Top Dimensional Forms on Symplectic Manifolds

Question

I have just started studying symplectic geometry, and one fact has me completely stumped.

Apparently a symplectic manifold $V$ such that $\mathrm{dim}V = n$ has volume form: $\frac{\omega^n}{n!}$.

Now I recall a volume form is a non-vanishing, top-dimensional form on $V$.

However I have no clue how to show $\frac{\omega^n}{n!}$ is either non-vanishing or a top-dimensional form.
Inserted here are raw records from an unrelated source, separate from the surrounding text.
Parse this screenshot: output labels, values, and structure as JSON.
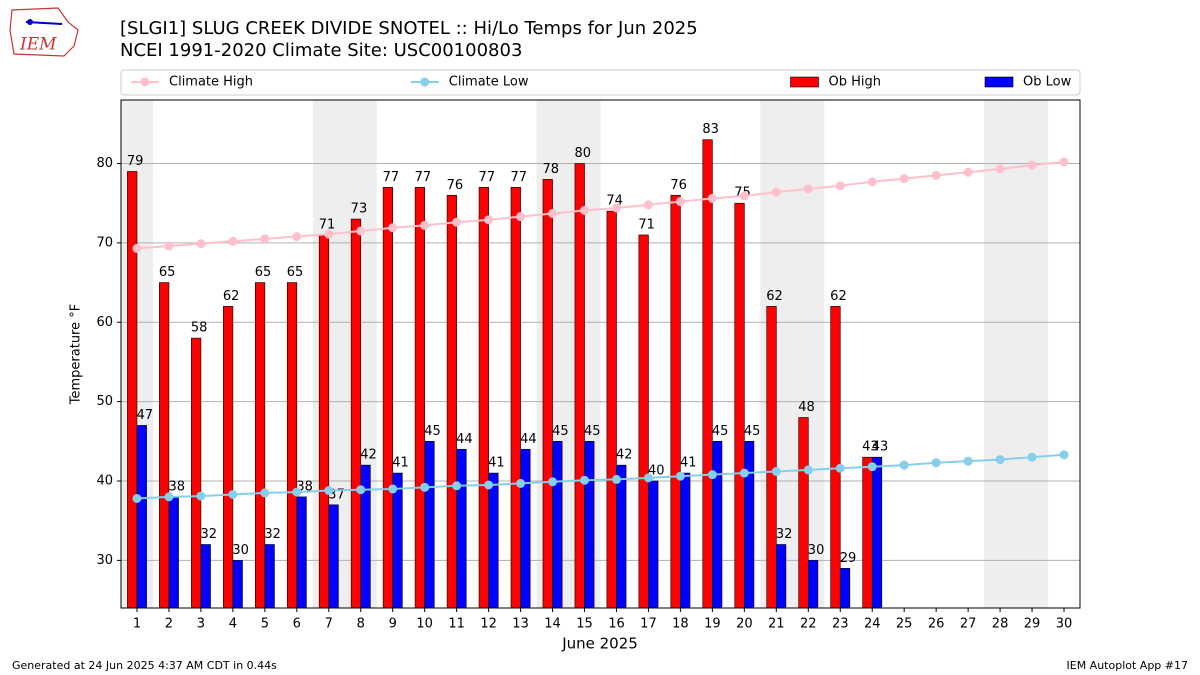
{
  "chart_data": {
    "type": "bar",
    "title": "[SLGI1] SLUG CREEK DIVIDE SNOTEL :: Hi/Lo Temps for Jun 2025",
    "subtitle": "NCEI 1991-2020 Climate Site: USC00100803",
    "x_label": "June 2025",
    "y_label": "Temperature °F",
    "footer_left": "Generated at 24 Jun 2025 4:37 AM CDT in 0.44s",
    "footer_right": "IEM Autoplot App #17",
    "logo": "IEM",
    "categories": [
      "1",
      "2",
      "3",
      "4",
      "5",
      "6",
      "7",
      "8",
      "9",
      "10",
      "11",
      "12",
      "13",
      "14",
      "15",
      "16",
      "17",
      "18",
      "19",
      "20",
      "21",
      "22",
      "23",
      "24",
      "25",
      "26",
      "27",
      "28",
      "29",
      "30"
    ],
    "shaded_categories": [
      0,
      6,
      7,
      13,
      14,
      20,
      21,
      27,
      28
    ],
    "shade_color": "#eeeeee",
    "ylim": [
      24,
      88
    ],
    "yticks": [
      30,
      40,
      50,
      60,
      70,
      80
    ],
    "grid": true,
    "legend": "top",
    "series": [
      {
        "name": "Climate High",
        "type": "line",
        "color": "#ffc0cb",
        "values": [
          69.3,
          69.6,
          69.9,
          70.2,
          70.5,
          70.8,
          71.1,
          71.5,
          71.9,
          72.2,
          72.6,
          72.9,
          73.3,
          73.7,
          74.1,
          74.4,
          74.8,
          75.2,
          75.6,
          75.9,
          76.4,
          76.8,
          77.2,
          77.7,
          78.1,
          78.5,
          78.9,
          79.3,
          79.8,
          80.2
        ]
      },
      {
        "name": "Climate Low",
        "type": "line",
        "color": "#87ceeb",
        "values": [
          37.8,
          38.0,
          38.1,
          38.3,
          38.5,
          38.6,
          38.8,
          38.9,
          39.0,
          39.2,
          39.4,
          39.5,
          39.7,
          39.9,
          40.1,
          40.2,
          40.4,
          40.6,
          40.8,
          41.0,
          41.2,
          41.4,
          41.6,
          41.8,
          42.0,
          42.3,
          42.5,
          42.7,
          43.0,
          43.3
        ]
      },
      {
        "name": "Ob High",
        "type": "bar",
        "color": "#ff0000",
        "values": [
          79,
          65,
          58,
          62,
          65,
          65,
          71,
          73,
          77,
          77,
          76,
          77,
          77,
          78,
          80,
          74,
          71,
          76,
          83,
          75,
          62,
          48,
          62,
          43,
          null,
          null,
          null,
          null,
          null,
          null
        ]
      },
      {
        "name": "Ob Low",
        "type": "bar",
        "color": "#0000ff",
        "values": [
          47,
          38,
          32,
          30,
          32,
          38,
          37,
          42,
          41,
          45,
          44,
          41,
          44,
          45,
          45,
          42,
          40,
          41,
          45,
          45,
          32,
          30,
          29,
          43,
          null,
          null,
          null,
          null,
          null,
          null
        ]
      }
    ]
  }
}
This last condition in particular seems like something that will have an 'obvious' explanation, but one that I can't figure out.

Most of these definitions have been floating around in my head barely a day. I'm not far into the topic, and my differential geometry/experience with differential forms is still fairly basic, so the simpler an explanation someone can offer, the better.

Answer 1

Let $V$ be a $2n$-dimensional symplectic manifold.

$\omega$ is a $2$-form, so $\omega^n$ is a $2n$-form. Top-dimensional means that the dimension of the form is equal to the dimension of the space. In this case $2n = 2n$.

Choose a point $p \in V$, and choose a basis $v^1, \ldots, v^{2n}$ of $T_pV$ such that $$\omega = dv_1 \wedge dv_2 + dv_3 \wedge dv_4 + \ldots + dv_{2n-1}\wedge dv_{2n}.$$

Then according to this question, we get $\omega^n(v^1, \ldots, v^{2n}) = n! \cdot (dv_1 \wedge dv_2 \wedge dv_3 \wedge dv_4 \wedge \cdots \wedge dv_{2n-1} \wedge dv_{2n})(v^1, \ldots, v^{2n}) = n! \cdot 1.$

Thus $\omega$ does not vanish at $p$.